Dr. Guyon will also describe the PANOPTES (Panoptic Astronomical Networked OPtical observatory for Transiting Exoplanet Survey) project, aimed at supporting a world-wide network of small robotic digital cameras built by citizen scientists and schools to identify a large number of transiting exoplanets.
The software OSCAAR/OSCAAR at GitHub allows for small telescopes to observe the transit of an exoplanet across the face of its home star:
The original OSCAAR team at the University of Maryland created OSCAAR because we wanted to observe transiting exoplanets at our small campus observatory, but our faculty and staff at the time had never used our observatory for such observations. We experimented with different observing and analysis techniques until we got our first transit light curve of HD 189733 b in the summer of 2011. We immediately wanted to share what we learned, and in the two years since then we’ve built OSCAAR for use by others like us — with access to basic observing equipment and a drive to observe transiting exoplanets, who need a place to start.
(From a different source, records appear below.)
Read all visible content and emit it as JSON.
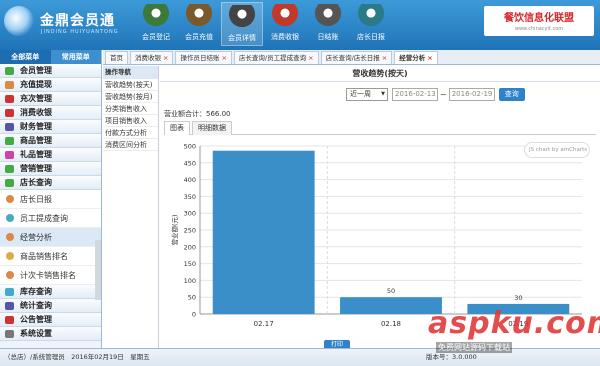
{
  "header": {
    "brand": "金鼎会员通",
    "brand_sub": "JINDING HUIYUANTONG",
    "toolbar": [
      {
        "label": "会员登记",
        "icon": "member-register-icon",
        "color": "#3b7a3b"
      },
      {
        "label": "会员充值",
        "icon": "member-recharge-icon",
        "color": "#7a5a2a"
      },
      {
        "label": "会员详情",
        "icon": "member-detail-icon",
        "color": "#444"
      },
      {
        "label": "消费收银",
        "icon": "cash-register-icon",
        "color": "#c0392b"
      },
      {
        "label": "日结账",
        "icon": "daily-settlement-icon",
        "color": "#555"
      },
      {
        "label": "店长日报",
        "icon": "manager-report-icon",
        "color": "#2a7a8a"
      }
    ],
    "partner": {
      "title": "餐饮信息化联盟",
      "url": "www.chinacyit.com"
    }
  },
  "sidebar": {
    "tabs": [
      "全部菜单",
      "常用菜单"
    ],
    "top_items": [
      {
        "label": "会员管理",
        "color": "#4a4"
      },
      {
        "label": "充值提现",
        "color": "#d84"
      },
      {
        "label": "充次管理",
        "color": "#c33"
      },
      {
        "label": "消费收银",
        "color": "#c33"
      },
      {
        "label": "财务管理",
        "color": "#55a"
      },
      {
        "label": "商品管理",
        "color": "#4a4"
      },
      {
        "label": "礼品管理",
        "color": "#c4a"
      },
      {
        "label": "营销管理",
        "color": "#4a4"
      },
      {
        "label": "店长查询",
        "color": "#4a4"
      }
    ],
    "sub_items": [
      {
        "label": "店长日报",
        "color": "#d84"
      },
      {
        "label": "员工提成查询",
        "color": "#4ac"
      },
      {
        "label": "经营分析",
        "color": "#d84",
        "selected": true
      },
      {
        "label": "商品销售排名",
        "color": "#da4"
      },
      {
        "label": "计次卡销售排名",
        "color": "#d84"
      }
    ],
    "bottom_items": [
      {
        "label": "库存查询",
        "color": "#4ac"
      },
      {
        "label": "统计查询",
        "color": "#55a"
      },
      {
        "label": "公告管理",
        "color": "#c33"
      },
      {
        "label": "系统设置",
        "color": "#777"
      }
    ]
  },
  "tabs": [
    {
      "label": "首页",
      "close": ""
    },
    {
      "label": "消费收银",
      "close": "×"
    },
    {
      "label": "操作员日结账",
      "close": "×"
    },
    {
      "label": "店长查询/员工提成查询",
      "close": "×"
    },
    {
      "label": "店长查询/店长日报",
      "close": "×"
    },
    {
      "label": "经营分析",
      "close": "×",
      "active": true
    }
  ],
  "subnav": {
    "header": "操作导航",
    "items": [
      "营收趋势(按天)",
      "营收趋势(按月)",
      "分类销售收入",
      "项目销售收入",
      "付款方式分析",
      "消费区间分析"
    ]
  },
  "main": {
    "title": "营收趋势(按天)",
    "period": "近一周",
    "date_from": "2016-02-13",
    "date_sep": "~",
    "date_to": "2016-02-19",
    "query_label": "查询",
    "total_label": "营业额合计：",
    "total_value": "566.00",
    "chart_tabs": [
      "图表",
      "明细数据"
    ],
    "credit": "JS chart by amCharts",
    "print_label": "打印"
  },
  "chart_data": {
    "type": "bar",
    "categories": [
      "02.17",
      "02.18",
      "02.19"
    ],
    "values": [
      486,
      50,
      30
    ],
    "data_labels": [
      "",
      "50",
      "30"
    ],
    "ylabel": "营业额(元)",
    "ylim": [
      0,
      500
    ],
    "yticks": [
      0,
      50,
      100,
      150,
      200,
      250,
      300,
      350,
      400,
      450,
      500
    ],
    "bar_color": "#3a8fc9",
    "grid": true
  },
  "status": {
    "left": "（总店）/系统管理员　2016年02月19日　星期五",
    "version": "版本号：3.0.000",
    "watermark": "aspku.com",
    "watermark_sub": "免费网站源码下载站"
  }
}
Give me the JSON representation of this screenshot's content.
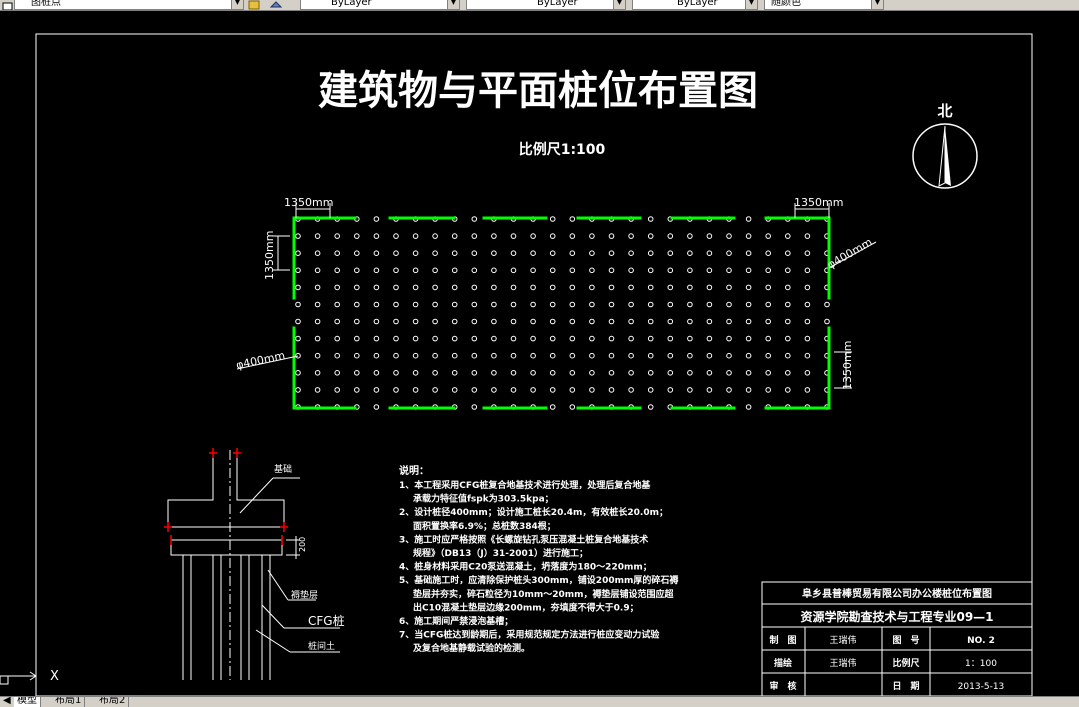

OSCAAR is continuously being enhanced and expanded by an open community of active observers and astronomers. Our contributors today span from NASA’s Goddard Space Flight Center to the University of Leiden, and observers getting started with OSCAAR reach from Vestal, New York to Athens, Greece. If you’re interested in using or contributing to OSCAAR, we look forward to welcoming you into the community! Don’t be shy to ask how you can get involved! Contributing to OSCAAR makes a great undergraduate research project, for example.
See also Spot Exoplanets With Your Home Telescope, Using Free NASA Software – Popular Science
The new software is called the Open Source differential photometry Code for Accelerating Amateur Research, or OSCAAR for short. OSCAAR measures changes in the brightness of stars. When exoplanets pass between their stars and Earth, they reduce the amount of light that reaches Earth. OSCAAR accounts for the distortion of light that occurs in the Earth’s atmosphere and for changes in light that may occur because there are clouds overhead.
Those who use OSCAAR will likely find giant gas planets orbiting close to their stars. Hot. (Literally.) That’s because such planets are large enough to cause enough change in their stars’ light for amateur equipment to detect. Also, because they’re close to their stars, their orbits are small, swift and measurable over the course of one night.